Rama Dujawi de en az Zohran kadar yetenekli, en az Zohran kadar vizyonerdi. Özellikle Baas diktatörlüğü ve Esad zulmü, Ortadoğu’da yaşanan katliamlar, Gazze, Sudan ve Amerikalı Müslümanlar hakkında sosyal içerikli fakat sıkıcı olmayan, oldukça yaratıcı animasyonlar, çizimler kaleme alıyor, seramikler yapıyor; her bir eserine dünyaya dair özgün duruşu ve ideolojisini yansıtıyordu.
Rama da Zohran gibi dünyaya soldan bakan bir Amerikalı Müslüman. Büyük ihtimalle Hinge’de eşleşip ilk çıktıkları date’de Ortadoğu’dan, Edward Said’den, oryantalizmden bahsetmişler; Zohran yaptığı konuşmaları, katıldığı eylemleri, Rama da çizdiği eserleri göstermiş, iki isim de aynı hikayenin, aynı kavganın başka bir ucundan tutmalarını fark edip şaşırmıştı.
Zohran’ın önceki paylaşımlarından anlaşılacağı üzere Suriye konusunda olduğu gibi her konuda aynı sayfada değillerdi; fakat benzer dertleri taşıyor, en önemlisi ürettikleri şeylere ne olursa olsun bu dertleri ve kavgayı yansıtıyorlardı. Zohran siyaseti makam için değil Gazze, dezavantajlı gruplar, azınlıklar, göçmenler için yapıyor; küçüklüğünden beri hayatının her aşamasını şekillendiren kavgasını konuşmalarına, eylemlerine, siyasi söylemlerinin her bir zerresine yediriyor; Rama da Suriye’den ABD’ye uzanan tüm aile geçmişini ve hafızasını kalemi ve çizimleriyle işliyordu.

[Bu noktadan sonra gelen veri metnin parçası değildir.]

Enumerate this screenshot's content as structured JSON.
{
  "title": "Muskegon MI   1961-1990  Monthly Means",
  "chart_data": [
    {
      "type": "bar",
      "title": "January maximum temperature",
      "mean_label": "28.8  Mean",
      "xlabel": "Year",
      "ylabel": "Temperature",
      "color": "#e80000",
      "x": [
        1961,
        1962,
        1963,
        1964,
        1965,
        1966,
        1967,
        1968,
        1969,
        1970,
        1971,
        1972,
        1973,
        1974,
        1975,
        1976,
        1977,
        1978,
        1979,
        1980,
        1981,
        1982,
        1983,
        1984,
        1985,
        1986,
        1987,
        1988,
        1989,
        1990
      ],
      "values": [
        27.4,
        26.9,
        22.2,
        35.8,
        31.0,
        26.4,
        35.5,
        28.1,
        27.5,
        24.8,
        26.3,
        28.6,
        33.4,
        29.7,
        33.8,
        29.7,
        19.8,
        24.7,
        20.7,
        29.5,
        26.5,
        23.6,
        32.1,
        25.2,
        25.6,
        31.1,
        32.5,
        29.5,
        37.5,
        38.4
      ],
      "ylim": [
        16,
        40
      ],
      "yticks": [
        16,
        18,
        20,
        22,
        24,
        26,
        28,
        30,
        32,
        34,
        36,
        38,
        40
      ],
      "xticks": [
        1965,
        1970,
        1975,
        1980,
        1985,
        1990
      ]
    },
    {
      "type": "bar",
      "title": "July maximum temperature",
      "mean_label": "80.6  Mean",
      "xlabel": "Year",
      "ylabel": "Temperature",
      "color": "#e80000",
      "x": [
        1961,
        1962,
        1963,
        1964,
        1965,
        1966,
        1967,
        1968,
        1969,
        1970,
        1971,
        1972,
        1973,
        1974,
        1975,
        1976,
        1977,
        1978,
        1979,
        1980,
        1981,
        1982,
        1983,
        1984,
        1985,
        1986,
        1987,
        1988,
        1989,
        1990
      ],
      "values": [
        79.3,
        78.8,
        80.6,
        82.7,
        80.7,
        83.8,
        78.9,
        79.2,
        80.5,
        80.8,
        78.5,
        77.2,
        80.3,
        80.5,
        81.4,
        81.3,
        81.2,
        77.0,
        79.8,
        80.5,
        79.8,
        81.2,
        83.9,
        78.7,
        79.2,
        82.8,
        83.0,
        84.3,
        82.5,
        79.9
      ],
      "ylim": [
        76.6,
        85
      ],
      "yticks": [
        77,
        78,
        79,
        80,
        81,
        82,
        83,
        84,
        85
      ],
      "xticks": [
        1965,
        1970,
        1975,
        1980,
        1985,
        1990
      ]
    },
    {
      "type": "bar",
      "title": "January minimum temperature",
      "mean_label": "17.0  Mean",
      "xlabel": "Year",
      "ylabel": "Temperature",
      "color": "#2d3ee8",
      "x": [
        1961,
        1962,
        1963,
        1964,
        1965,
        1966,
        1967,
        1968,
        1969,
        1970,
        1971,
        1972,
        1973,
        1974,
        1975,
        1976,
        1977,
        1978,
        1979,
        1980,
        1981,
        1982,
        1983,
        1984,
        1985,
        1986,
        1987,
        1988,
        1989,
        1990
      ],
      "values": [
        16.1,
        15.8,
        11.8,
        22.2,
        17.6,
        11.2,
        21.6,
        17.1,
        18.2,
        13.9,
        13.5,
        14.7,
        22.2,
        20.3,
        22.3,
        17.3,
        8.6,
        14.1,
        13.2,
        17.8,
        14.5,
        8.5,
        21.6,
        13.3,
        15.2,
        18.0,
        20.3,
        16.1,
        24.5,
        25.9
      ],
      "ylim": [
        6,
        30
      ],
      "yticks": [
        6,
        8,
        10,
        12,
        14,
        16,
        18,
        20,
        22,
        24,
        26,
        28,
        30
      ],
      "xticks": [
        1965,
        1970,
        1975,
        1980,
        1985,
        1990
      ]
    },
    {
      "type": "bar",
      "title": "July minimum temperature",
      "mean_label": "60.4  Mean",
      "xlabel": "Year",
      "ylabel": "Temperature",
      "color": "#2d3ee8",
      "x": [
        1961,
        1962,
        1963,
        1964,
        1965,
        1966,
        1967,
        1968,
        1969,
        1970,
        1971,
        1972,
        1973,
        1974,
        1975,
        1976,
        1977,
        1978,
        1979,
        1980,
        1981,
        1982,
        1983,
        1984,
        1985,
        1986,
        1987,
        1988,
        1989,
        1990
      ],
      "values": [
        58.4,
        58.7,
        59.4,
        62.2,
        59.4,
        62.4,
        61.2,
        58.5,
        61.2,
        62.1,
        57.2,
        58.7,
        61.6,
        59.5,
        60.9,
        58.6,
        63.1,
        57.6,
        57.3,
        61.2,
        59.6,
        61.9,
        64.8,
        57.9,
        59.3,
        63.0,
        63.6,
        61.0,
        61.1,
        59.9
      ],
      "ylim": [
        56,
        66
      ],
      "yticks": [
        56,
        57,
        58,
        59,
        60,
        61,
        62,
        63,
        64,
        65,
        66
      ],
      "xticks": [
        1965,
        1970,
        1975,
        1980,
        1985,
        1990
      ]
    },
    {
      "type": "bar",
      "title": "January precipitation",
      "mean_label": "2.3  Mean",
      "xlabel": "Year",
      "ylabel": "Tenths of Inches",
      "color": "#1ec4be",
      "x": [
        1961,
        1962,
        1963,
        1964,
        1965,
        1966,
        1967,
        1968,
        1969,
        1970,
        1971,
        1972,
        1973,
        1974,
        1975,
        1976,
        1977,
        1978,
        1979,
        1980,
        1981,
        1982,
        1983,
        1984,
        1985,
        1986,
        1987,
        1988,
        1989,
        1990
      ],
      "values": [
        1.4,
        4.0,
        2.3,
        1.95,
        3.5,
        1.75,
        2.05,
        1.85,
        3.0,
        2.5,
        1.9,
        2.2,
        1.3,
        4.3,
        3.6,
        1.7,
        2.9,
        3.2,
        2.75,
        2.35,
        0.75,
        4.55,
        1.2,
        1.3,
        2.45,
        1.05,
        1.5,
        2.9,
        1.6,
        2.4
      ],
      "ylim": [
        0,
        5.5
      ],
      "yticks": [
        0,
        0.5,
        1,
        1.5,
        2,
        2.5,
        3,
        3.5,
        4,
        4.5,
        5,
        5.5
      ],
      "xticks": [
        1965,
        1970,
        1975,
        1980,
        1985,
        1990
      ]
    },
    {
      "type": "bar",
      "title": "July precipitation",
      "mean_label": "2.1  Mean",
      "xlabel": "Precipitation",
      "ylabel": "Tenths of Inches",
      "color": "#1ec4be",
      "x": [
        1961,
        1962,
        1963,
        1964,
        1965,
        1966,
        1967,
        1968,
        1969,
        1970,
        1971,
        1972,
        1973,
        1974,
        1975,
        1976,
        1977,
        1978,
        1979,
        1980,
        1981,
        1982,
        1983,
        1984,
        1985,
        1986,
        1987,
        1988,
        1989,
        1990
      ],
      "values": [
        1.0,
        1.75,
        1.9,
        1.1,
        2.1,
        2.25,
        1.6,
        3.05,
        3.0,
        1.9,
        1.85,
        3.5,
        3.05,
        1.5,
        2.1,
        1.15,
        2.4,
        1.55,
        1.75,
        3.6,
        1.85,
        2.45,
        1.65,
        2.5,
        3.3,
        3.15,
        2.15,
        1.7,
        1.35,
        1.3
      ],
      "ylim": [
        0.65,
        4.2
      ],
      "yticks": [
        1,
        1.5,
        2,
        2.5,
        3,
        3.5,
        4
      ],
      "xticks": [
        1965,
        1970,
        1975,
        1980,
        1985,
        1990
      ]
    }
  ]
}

Fakat en önemlisi genç çift, birbirlerinin özgünlüklerine, farklılıklarına saygı gösteriyor, birbirlerinin ortaya koydukları ürünlere ilgi duyuyor, birbirilerini geliştiriyor ve sadece duygusal olarak değil, fikri olarak da bir birliktelik yaşıyordu. Zohran, Rama’nın tüm yaratıcılık süreçlerine tanıklık ediyor, yorum yapıyor, destek oluyor; Rama ise arka planda Zohran’ın bütün belediye başkan adaylığı kampanyasını şekillendiriyor, kendi sanatçı arkadaşları ve yaratıcı zihniyle posterlerine, renk seçimlerine yorum yapıyor; Zohran’ın kampanyasının şekillendiği dar ve samimi mutfak masasının en aktif üyesine dönüşüyordu. İlişkileri kısa bir sürede duygusal bir üretkenlik de kazanıyordu.

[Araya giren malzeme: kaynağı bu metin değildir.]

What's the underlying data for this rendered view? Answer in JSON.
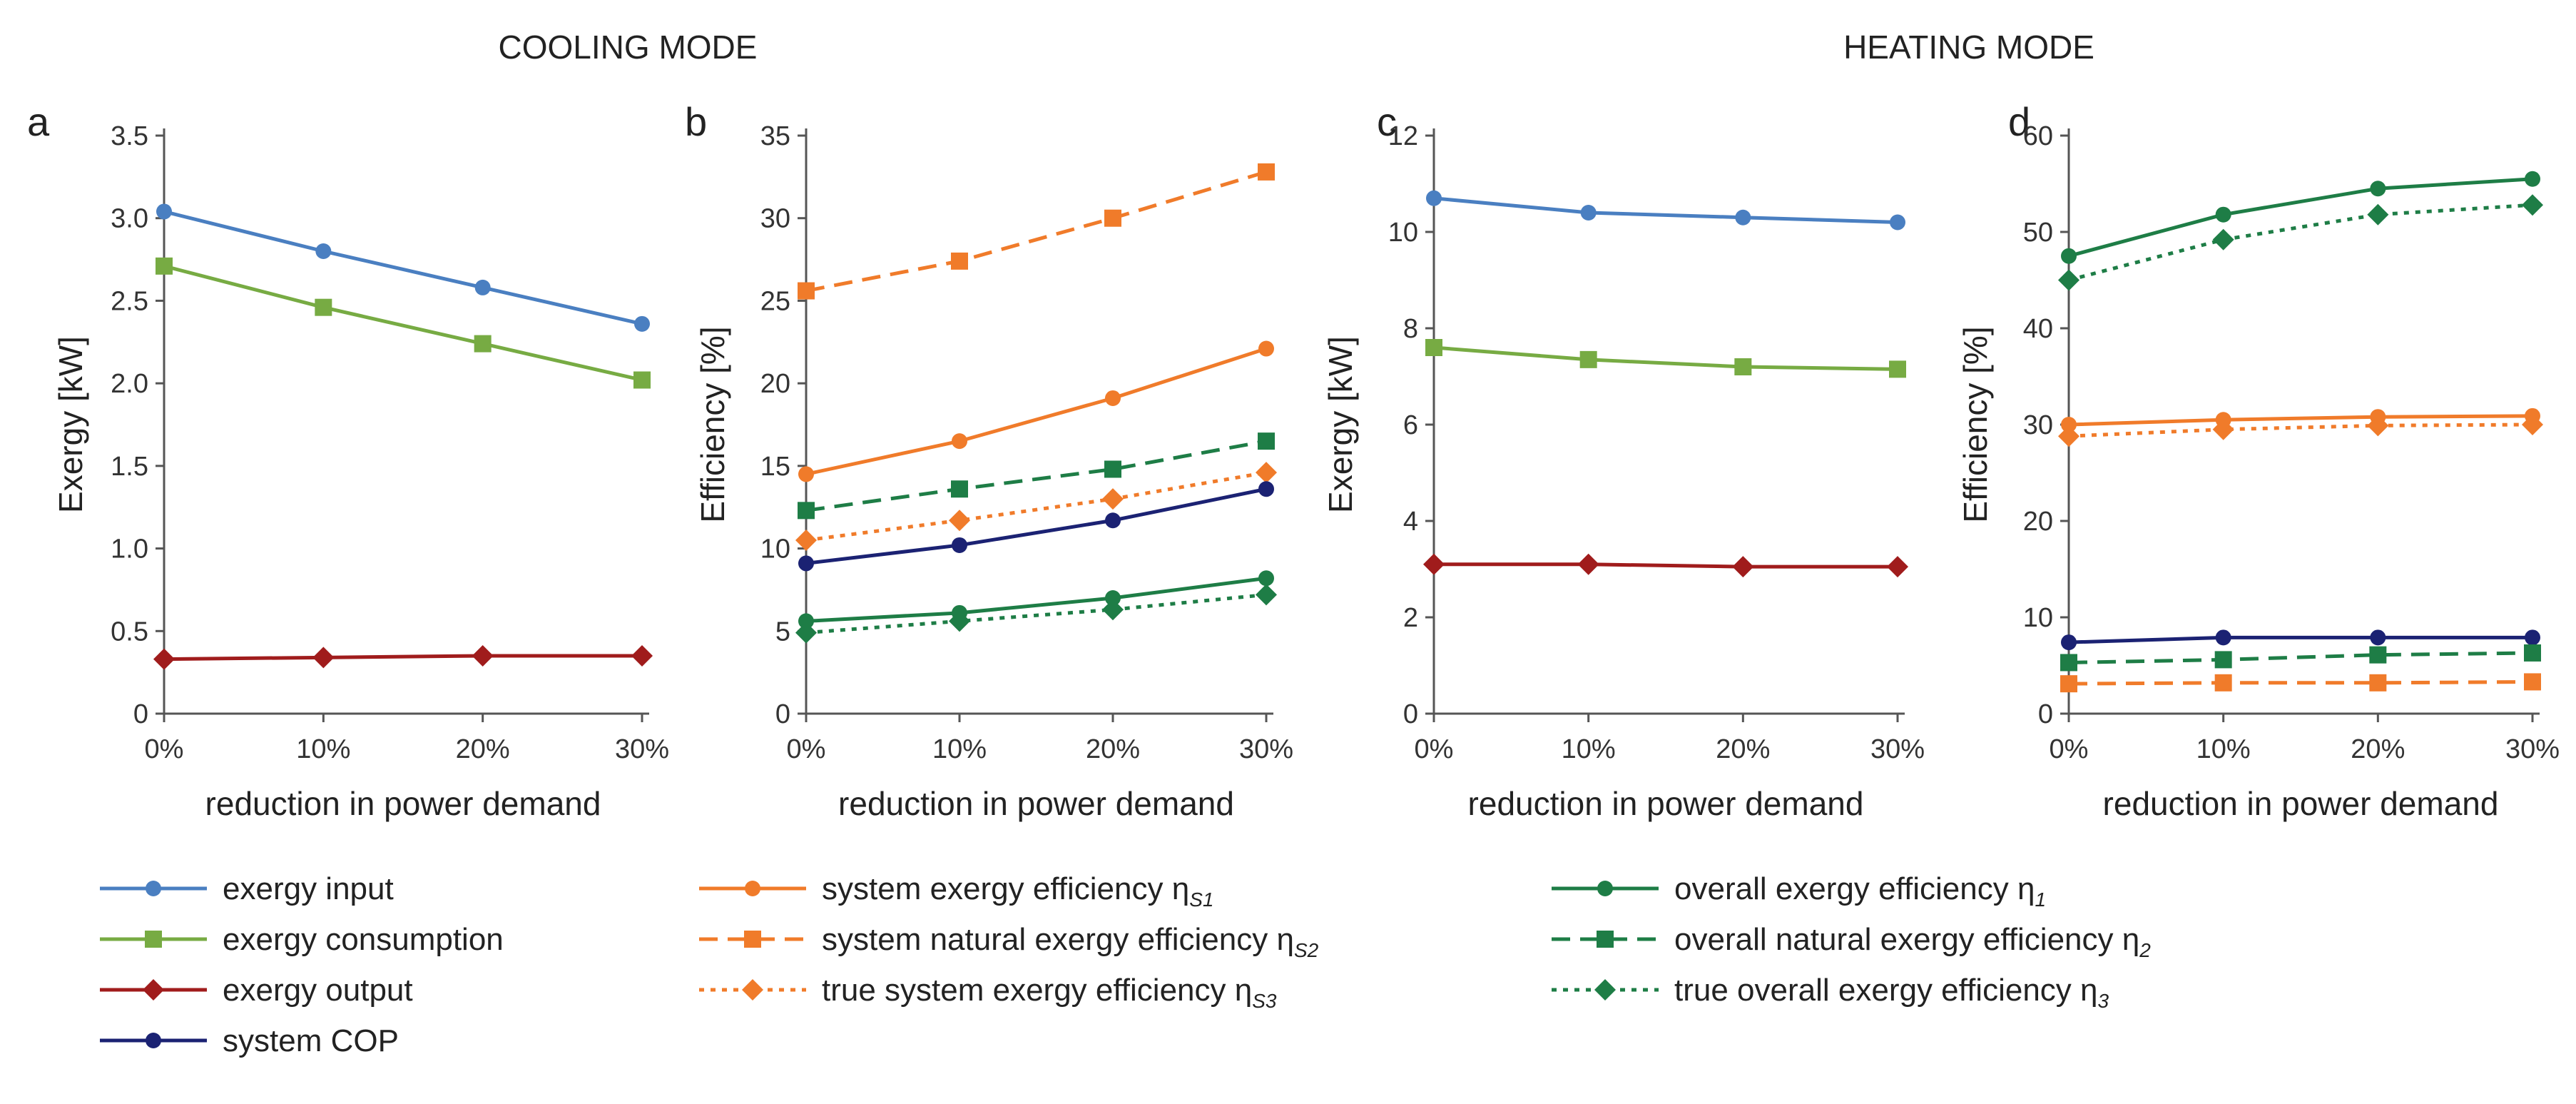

Sanırım Zohran’ın kampanyasının başarılı olmasında en çok payı olanlardan biri de bu nedenle Rama’ydı. Rama sadece sanatsal dokunuşlarla değil, Zohran’ın hikayesini sahici kılan önemli bir detaydı. Muhafazakar sağcılardan Zohran’a yönelik “eşini saklıyor” tepkileri gelince, Zohran’ın paylaşarak eşinin “sadece eşi olmadığı, kendisinden bağımsız bir hayata ve başarılı kariyere sahip bir sanatçı” olduğunu vurguladığı nikah fotoğrafları da bunun en büyük kanıtıydı.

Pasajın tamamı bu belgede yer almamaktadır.